What it means, when you'll hear it, and what it actually changes in practice.

Written & reviewed by Lisa Adair — IBCLC, paediatric sleep consultant & registered NICU nurse · Last reviewed 19 June 2026

A clogged duct (blocked duct) is a localised blockage in a milk-carrying channel of the breast, causing a small tender lump that can lead to mastitis if left unresolved.

A clogged or blocked milk duct occurs when one of the segments of the breast is not drained properly during a feed, causing milk to accumulate in that channel. The NHS describes the result as "a small, tender lump in your breast". The blockage can also result from external pressure on the breast from tight clothing, a bag strap, or an ill-fitting bra. The NHS advises that dealing with a blocked duct quickly is important because, if left unresolved, it can lead to mastitis.

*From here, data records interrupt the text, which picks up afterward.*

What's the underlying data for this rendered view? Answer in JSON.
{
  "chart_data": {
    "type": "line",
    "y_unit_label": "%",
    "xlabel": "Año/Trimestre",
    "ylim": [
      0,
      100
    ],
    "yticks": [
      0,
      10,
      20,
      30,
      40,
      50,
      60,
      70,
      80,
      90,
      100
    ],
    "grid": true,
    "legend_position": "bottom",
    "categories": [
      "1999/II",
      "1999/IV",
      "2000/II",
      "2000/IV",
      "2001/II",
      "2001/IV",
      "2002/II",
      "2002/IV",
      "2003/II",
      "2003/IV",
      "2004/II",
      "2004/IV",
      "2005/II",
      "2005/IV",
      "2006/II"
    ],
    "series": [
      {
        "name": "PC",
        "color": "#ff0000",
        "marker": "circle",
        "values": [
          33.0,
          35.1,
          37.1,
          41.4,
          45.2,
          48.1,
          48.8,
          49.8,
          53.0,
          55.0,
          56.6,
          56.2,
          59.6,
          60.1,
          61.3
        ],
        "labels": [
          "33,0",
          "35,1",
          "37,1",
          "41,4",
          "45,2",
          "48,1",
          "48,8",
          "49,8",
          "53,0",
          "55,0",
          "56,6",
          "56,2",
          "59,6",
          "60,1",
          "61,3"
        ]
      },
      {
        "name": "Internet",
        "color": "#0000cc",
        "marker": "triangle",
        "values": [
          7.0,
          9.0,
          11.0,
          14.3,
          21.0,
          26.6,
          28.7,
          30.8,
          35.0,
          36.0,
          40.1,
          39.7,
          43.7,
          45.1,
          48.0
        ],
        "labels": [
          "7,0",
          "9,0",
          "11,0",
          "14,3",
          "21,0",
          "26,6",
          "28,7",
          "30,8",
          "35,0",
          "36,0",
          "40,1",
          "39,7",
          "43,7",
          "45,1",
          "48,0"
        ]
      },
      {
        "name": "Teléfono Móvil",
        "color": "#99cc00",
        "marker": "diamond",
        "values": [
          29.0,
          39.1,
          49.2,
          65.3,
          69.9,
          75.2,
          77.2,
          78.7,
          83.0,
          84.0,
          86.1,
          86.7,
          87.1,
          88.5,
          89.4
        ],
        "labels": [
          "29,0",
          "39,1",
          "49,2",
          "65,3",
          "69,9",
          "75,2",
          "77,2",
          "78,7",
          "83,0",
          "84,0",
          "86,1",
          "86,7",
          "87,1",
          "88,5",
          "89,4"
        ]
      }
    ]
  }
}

What causes a clogged duct?

According to NHS guidance, a blocked duct can develop if a breast segment is not drained properly during feeding — often because the baby is not attached to the breast correctly. It can also arise from a build-up of milk caused by skipping or delaying a feed, or from something putting external pressure on the breast such as a tight bra or bag strap. La Leche League GB notes that making significantly more milk than the baby needs, sudden reduction in milk removal, and rapid weaning are also contributing factors.

What are the symptoms?

The NHS describes a blocked duct as producing "a small, tender lump in your breast". La Leche League GB describes the affected area as feeling "warmer, harder, or more lumpy than usual", and the overlying skin may appear red or darker depending on skin tone. The breast as a whole may feel more uncomfortable than usual but systemic symptoms such as fever are not typically present at this stage; their development may indicate progression to mastitis.

How is a clogged duct managed?

NHS guidance recommends continuing to breastfeed frequently from the affected breast, avoiding tight clothing and bras so that milk can flow freely, applying warm compresses, and gently massaging toward the nipple during feeding. Cold compresses between feeds can also help with discomfort. La Leche League GB suggests taking standard doses of an over-the-counter anti-inflammatory such as ibuprofen and experimenting with different feeding positions. If symptoms persist or worsen, or if flu-like symptoms develop, the NHS advises contacting a GP as antibiotics may be needed.